All over the Middle East and North Africa, Muslims who have converted to Christianity risk everything to follow Christ. Leaving Islam often leads to exclusion, isolation and sometimes even violence or death. Converting to Christianity can cost you these five things:

1. Your Family

In a culture of honour and shame, leaving Islam and converting to another religion brings great shame to your family.

In moderate families, Christians can be ignored or excluded. In a strict Islamic family, converting to Christianity can lead to forced divorce, losing your children and being exiled.

Some family members even believe that killing a convert is the only way to remove the shame from the family.
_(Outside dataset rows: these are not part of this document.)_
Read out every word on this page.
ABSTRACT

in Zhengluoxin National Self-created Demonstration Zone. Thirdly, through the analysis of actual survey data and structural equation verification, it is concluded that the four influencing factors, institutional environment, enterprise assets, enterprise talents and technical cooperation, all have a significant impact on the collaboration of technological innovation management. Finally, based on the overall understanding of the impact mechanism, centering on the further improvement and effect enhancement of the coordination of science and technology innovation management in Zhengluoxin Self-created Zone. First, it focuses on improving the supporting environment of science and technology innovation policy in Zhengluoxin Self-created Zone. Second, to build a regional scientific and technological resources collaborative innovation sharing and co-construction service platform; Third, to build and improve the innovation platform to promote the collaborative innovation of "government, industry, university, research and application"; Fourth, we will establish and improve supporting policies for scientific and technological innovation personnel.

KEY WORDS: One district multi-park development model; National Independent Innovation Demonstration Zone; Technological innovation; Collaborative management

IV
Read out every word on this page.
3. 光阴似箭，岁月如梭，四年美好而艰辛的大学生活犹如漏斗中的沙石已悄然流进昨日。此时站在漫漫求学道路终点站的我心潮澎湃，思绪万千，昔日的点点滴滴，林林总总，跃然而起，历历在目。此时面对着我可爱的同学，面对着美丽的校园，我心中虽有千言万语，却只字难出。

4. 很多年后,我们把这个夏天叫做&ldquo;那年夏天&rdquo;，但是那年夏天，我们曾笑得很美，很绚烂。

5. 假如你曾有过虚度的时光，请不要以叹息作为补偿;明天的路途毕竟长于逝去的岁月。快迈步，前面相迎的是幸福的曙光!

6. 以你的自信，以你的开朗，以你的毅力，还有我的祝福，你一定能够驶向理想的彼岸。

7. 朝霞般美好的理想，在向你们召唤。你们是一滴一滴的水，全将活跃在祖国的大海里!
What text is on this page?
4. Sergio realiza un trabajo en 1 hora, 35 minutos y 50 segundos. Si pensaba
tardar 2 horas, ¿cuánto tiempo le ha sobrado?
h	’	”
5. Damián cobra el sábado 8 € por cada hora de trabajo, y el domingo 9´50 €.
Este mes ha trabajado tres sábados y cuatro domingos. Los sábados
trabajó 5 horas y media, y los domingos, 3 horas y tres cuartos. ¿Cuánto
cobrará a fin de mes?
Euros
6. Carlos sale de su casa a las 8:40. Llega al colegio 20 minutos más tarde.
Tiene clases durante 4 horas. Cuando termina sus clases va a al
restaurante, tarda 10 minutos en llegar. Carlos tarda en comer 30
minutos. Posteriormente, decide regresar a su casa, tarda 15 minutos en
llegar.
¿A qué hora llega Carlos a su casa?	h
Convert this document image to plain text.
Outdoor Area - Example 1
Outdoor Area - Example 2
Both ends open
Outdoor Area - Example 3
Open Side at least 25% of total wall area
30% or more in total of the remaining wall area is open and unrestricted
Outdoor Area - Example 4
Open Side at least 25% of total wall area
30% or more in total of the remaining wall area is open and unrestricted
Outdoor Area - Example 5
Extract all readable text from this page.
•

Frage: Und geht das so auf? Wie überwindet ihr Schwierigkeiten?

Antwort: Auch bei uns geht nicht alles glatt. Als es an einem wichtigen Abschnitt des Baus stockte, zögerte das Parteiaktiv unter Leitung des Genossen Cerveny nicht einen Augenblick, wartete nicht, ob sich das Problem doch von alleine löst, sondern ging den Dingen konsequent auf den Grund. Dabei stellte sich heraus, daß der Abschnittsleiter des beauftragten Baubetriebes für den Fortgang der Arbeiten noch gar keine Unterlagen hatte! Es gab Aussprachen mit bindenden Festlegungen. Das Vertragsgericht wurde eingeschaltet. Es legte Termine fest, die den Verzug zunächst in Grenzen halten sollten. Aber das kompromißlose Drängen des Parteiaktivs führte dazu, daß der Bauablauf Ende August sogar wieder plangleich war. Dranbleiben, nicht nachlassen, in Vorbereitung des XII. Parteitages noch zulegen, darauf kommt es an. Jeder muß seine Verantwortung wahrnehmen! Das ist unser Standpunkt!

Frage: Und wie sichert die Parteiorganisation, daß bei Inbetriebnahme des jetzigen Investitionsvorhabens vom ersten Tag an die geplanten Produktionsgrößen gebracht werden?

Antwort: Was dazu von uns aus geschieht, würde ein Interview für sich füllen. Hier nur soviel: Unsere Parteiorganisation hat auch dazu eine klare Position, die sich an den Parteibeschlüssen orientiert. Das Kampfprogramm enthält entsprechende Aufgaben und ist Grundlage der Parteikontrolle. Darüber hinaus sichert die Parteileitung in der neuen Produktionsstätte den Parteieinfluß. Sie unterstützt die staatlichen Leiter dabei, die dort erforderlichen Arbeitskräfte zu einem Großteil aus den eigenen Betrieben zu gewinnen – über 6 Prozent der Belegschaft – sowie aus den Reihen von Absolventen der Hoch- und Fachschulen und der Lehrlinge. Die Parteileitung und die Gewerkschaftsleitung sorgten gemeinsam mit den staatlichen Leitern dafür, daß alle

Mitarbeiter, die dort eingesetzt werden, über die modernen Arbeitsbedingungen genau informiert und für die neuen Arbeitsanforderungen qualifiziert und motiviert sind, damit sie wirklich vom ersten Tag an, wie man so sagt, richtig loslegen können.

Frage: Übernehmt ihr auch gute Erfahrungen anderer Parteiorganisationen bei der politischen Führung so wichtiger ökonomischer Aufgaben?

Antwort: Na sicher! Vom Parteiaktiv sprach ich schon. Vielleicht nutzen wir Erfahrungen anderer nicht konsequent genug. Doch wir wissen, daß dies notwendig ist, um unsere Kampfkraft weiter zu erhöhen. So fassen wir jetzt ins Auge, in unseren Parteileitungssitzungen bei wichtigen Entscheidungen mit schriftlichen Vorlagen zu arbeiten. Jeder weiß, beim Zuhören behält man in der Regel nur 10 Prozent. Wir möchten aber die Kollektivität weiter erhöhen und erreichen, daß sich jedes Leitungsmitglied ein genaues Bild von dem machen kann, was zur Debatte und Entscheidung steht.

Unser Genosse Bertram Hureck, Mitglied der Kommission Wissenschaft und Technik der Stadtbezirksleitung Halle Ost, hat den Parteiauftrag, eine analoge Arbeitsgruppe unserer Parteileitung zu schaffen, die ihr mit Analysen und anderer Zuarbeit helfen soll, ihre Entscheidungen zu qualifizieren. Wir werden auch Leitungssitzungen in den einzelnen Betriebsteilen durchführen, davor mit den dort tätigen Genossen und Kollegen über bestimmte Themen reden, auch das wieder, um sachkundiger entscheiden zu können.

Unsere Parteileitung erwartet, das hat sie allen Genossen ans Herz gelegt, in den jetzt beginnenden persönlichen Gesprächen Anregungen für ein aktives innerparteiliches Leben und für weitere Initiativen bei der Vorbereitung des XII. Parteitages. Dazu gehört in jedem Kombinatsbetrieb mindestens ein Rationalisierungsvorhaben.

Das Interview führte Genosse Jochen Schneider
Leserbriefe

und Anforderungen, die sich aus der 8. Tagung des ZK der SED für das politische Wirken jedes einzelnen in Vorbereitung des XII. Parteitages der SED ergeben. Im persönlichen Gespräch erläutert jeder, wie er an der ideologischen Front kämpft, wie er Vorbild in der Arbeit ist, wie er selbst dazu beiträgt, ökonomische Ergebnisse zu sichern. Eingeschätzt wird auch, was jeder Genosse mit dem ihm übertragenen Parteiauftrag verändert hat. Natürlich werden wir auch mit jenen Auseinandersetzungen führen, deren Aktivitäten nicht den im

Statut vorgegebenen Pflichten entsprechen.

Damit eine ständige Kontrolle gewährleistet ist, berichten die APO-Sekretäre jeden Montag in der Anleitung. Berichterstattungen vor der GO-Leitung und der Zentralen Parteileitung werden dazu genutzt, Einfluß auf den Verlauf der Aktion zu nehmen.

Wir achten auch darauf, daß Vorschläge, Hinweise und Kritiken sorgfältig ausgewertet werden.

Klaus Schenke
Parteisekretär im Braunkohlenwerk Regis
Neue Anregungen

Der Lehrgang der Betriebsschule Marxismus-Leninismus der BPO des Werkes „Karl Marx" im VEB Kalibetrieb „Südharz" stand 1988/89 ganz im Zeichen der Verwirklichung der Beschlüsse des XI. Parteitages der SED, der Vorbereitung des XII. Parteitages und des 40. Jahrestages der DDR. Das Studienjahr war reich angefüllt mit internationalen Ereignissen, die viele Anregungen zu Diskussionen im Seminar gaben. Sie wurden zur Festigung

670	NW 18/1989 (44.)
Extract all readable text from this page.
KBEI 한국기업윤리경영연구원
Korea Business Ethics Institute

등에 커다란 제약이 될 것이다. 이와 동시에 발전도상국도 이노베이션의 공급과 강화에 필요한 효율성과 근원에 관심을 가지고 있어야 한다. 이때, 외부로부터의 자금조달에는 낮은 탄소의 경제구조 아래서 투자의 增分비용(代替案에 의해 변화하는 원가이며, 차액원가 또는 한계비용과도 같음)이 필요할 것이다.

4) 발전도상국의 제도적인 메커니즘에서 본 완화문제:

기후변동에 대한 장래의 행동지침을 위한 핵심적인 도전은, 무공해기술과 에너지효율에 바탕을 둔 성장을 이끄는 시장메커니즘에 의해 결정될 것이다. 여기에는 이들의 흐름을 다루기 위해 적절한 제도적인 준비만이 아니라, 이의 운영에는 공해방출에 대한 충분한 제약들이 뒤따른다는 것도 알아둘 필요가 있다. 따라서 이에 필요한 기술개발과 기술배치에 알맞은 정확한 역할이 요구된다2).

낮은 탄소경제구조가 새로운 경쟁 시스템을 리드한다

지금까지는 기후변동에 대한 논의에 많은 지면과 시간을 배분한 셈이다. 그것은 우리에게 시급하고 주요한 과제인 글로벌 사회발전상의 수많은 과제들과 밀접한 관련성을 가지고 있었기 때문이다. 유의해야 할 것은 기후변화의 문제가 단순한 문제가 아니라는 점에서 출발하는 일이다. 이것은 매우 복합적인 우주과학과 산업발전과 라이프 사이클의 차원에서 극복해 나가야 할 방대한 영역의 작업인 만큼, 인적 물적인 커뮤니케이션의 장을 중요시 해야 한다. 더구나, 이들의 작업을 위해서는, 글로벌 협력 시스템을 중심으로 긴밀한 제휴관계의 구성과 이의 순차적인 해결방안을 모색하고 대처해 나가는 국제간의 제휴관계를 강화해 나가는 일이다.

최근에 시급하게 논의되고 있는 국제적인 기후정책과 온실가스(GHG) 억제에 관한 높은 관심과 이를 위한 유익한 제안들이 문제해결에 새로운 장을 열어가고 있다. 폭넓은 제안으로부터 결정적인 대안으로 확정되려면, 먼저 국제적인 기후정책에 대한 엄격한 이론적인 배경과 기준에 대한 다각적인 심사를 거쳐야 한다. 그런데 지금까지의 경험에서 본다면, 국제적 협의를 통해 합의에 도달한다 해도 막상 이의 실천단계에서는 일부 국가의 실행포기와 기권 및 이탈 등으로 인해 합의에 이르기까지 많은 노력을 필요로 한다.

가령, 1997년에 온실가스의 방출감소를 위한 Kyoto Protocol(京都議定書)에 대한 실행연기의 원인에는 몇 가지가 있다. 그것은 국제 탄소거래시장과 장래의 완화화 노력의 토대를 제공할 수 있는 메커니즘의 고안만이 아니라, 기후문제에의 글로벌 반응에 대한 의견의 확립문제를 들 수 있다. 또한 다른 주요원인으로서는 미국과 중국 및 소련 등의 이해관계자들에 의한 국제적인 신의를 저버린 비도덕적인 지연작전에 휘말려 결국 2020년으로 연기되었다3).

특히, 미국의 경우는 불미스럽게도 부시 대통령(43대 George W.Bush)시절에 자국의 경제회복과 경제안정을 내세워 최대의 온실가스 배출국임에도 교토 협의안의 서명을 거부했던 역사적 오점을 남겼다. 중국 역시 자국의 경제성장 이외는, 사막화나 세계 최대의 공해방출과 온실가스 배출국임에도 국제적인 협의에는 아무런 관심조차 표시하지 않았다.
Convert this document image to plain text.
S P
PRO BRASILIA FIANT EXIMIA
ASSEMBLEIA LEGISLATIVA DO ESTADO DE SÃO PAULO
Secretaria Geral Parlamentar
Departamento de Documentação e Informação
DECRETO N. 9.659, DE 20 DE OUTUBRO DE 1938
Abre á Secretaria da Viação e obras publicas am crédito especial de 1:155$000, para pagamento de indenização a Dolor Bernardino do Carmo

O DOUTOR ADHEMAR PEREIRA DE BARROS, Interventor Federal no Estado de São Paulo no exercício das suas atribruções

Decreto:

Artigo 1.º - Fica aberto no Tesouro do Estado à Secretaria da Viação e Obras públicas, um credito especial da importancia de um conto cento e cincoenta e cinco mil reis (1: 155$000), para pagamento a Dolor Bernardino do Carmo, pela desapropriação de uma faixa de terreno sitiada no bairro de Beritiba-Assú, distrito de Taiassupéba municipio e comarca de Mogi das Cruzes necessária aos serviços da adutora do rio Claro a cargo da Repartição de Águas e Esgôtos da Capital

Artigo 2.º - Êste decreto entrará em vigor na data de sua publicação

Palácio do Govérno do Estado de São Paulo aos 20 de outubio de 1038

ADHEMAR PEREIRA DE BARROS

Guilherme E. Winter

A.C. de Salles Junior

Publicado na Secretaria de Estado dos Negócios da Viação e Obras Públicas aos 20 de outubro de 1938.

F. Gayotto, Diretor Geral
Whether through isolation or violent persecution, there are no Muslim cultures where conversion to Christianity is easily accepted by family members.

Losing your family is almost always part of the cost when accepting Christ.

2. Your Friends

Family members may not be the only ones to turn against you in the Middle East; it’s more likely that a whole community will put pressure on you to renounce your newly found faith in Christ.

In Iran, Christians from a Muslim background are considered to be unclean, especially in rural areas. Muslims in these regions will not shake hands with Christians, touch them, or eat their food.

Believers also experience harassment and discrimination in their workplace if their faith is known. Finding a spouse is difficult, as in some Muslim countries it’s illegal for Christian men to marry women from Muslim families.

3. Your Church

It’s almost impossible for Christians from a Muslim background to meet as a church in public.

In most existing Orthodox, Catholic and other traditional churches in the Middle East, Muslim converts are not welcome. These churches are heavily monitored by governments and forbidden from accepting believers from a Muslim background.

In Iran, the fear amongst believers is increasing because the government has recently increased surveillance of the house church movement – the only place Muslim background believers can gather.

In 2015, more than ten house churches were raided by the police. Over a hundred leaders were arrested, imprisoned, and even tortured.

4. Your Country

In Syria and Iraq, millions have been forced to leave their country because of ongoing violence. It’s a heartbreaking and dangerous journey to leave everything behind and become a stranger in a foreign land.

In refugee camps across Lebanon, Turkey and Jordan, the church is growing rapidly as Muslims have the freedom to attend church for the first time.

Losing their home country means losing one identity, but because of local churches embracing refugees, many are finding an eternal home and identity in Jesus.

5. Your Life

Christians from a Muslim background pay the highest price. Some strict Muslims are convinced that every Muslim leaving Islam should be killed.

In countries like Saudi Arabia and Iran, this is literally the law. In Saudi Arabia, all expressions of religion other than Islam are forbidden. Anyone who commits apostasy by leaving Islam is, in theory, punishable by death.But there is also a growing number of Christian converts from Islam, with a boldness in sharing their new faith.

Whilst fewer governments are putting Christians to death for leaving Islam, they are handing them over to their relatives.